The amendment to the M-1-8 regulation was approved by the Ports Authority board, which may make changes, effective immediately, to the general fee structure if necessary in case of a temporary increase or an emergency. Originally, the regulation did not take into account the possibility of a fee reduction to encourage cruise ships to lay up at the island’s ports. 

Ports Executive Director Joel A. Pizá Batiz said that given the “new fiscal scenario as a result of the pandemic, it was necessary to make adjustments in the M-1-8 regulation. Besides providing an additional source of revenue for the agency, the amendment will help generate “important economic activity for companies that offer products and services to cruise ships, such as the sale of fuel, supplies and garbage collection, among others,” he said. 

“It also helps us to strengthen commercial ties with cruise lines, without exposing the general population, given that the risk of Covid-19 spreading during lay-ups is almost non-existent,” Pizá said. 

Vázquez said that the change to the local maritime regulation was “important” due to the decrease in Ports’ revenue, which was leading the agency to face a “difficult fiscal and operational situation.” 

“A delay in this amendment going into effect would have substantially threatened the income that could be received from cruise companies for the use of our marine terminals at this time of economic crisis,” the governor said. 

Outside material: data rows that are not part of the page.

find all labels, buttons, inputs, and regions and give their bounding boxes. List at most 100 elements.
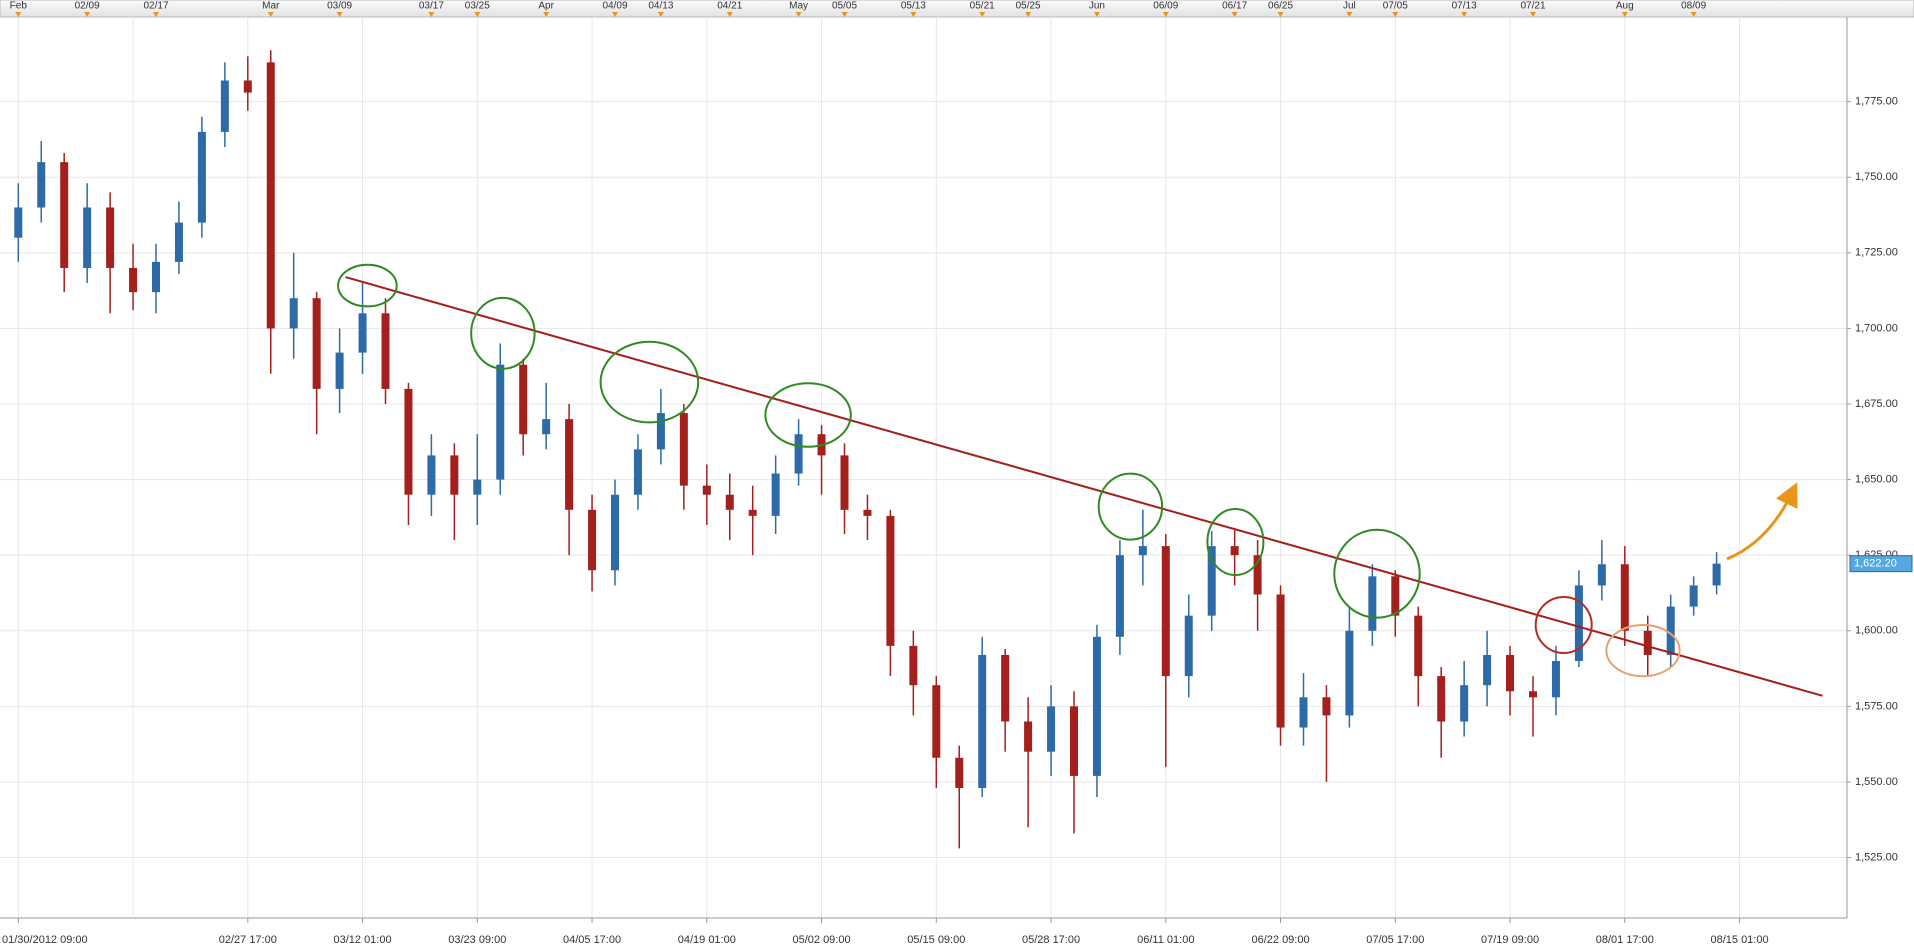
y-tick-label: 1,600.00 (1855, 625, 1898, 637)
top-tick (1461, 12, 1468, 17)
x-tick-label: 07/19 09:00 (1481, 934, 1539, 946)
candle-body (1574, 585, 1583, 662)
candle-body (473, 479, 482, 495)
candle-body (266, 62, 275, 329)
candle-body (1506, 654, 1515, 692)
top-tick (910, 12, 917, 17)
candle-body (1047, 706, 1056, 752)
y-tick-label: 1,700.00 (1855, 322, 1898, 334)
candle-body (427, 455, 436, 495)
top-tick-label: Feb (10, 1, 28, 12)
top-tick-label: 03/25 (465, 1, 490, 12)
x-tick-label: 03/23 09:00 (448, 934, 506, 946)
top-tick (267, 12, 274, 17)
top-tick (1621, 12, 1628, 17)
candle-body (679, 413, 688, 486)
top-tick (428, 12, 435, 17)
y-tick-label: 1,725.00 (1855, 247, 1898, 259)
candle-body (496, 364, 505, 480)
top-tick (1093, 12, 1100, 17)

Tourism industry issues warning 

In fact, tourism industry executives in Puerto Rico have been sounding the alarm regarding the possibility of another lockdown preventing tourism activities, given reports of increasing Covid-19 cases and hospitalizations. Puerto Rico Hotel & Tourism Association (PRHTA) President Pablo Torres said during a press conference Thursday that the industry would not be able to survive another lockdown and many tourism-related businesses would be forced to close permanently. 

“We are on the verge of a total collapse of the economy, if a total shutdown takes effect again. Our industry has already been affected enough in the past months. The employee layoffs have been in the thousands [and] the income loss for the government totals $271 million when compared to the same period last year, according to data from the Puerto Rico Tourism Co. This would be the end of tourist activity in Puerto Rico,” Torres cautioned, stressing that the industry employs more than 80,000 people. 

Torres called for better enforcement of the Covid-19 executive order by the police, even mentioning the option of activating the Puerto Rico National Guard.  

“We want to request the law enforcement agencies to begin to enforce the rules indicated in the executive order, strengthen surveillance, establish limits and, if necessary, issue fines. We cannot continue to pay for others’ violations when we have only been operating for a few days after the new order was issued, while the decisions appear to be being made with information prior to the limited reopening date,” he said, noting that infections of the often deadly virus are are not related to the island’s tourist activity, citing Puerto Rico Health Department data stating that outbreaks have been linked to family gatherings and campaign rallies held during the recent primaries. 

Torres said the tourism industry has only been operating for two weeks after having been paralyzed by lockdown orders for months. He called on the government to increase Covid-19 molecular testing and the speed of results to determine “the reality of the situation in a timely manner” and control outbreaks where they originate. He also said that virus monitoring programs need to be shored up to provide accurate and reliable data.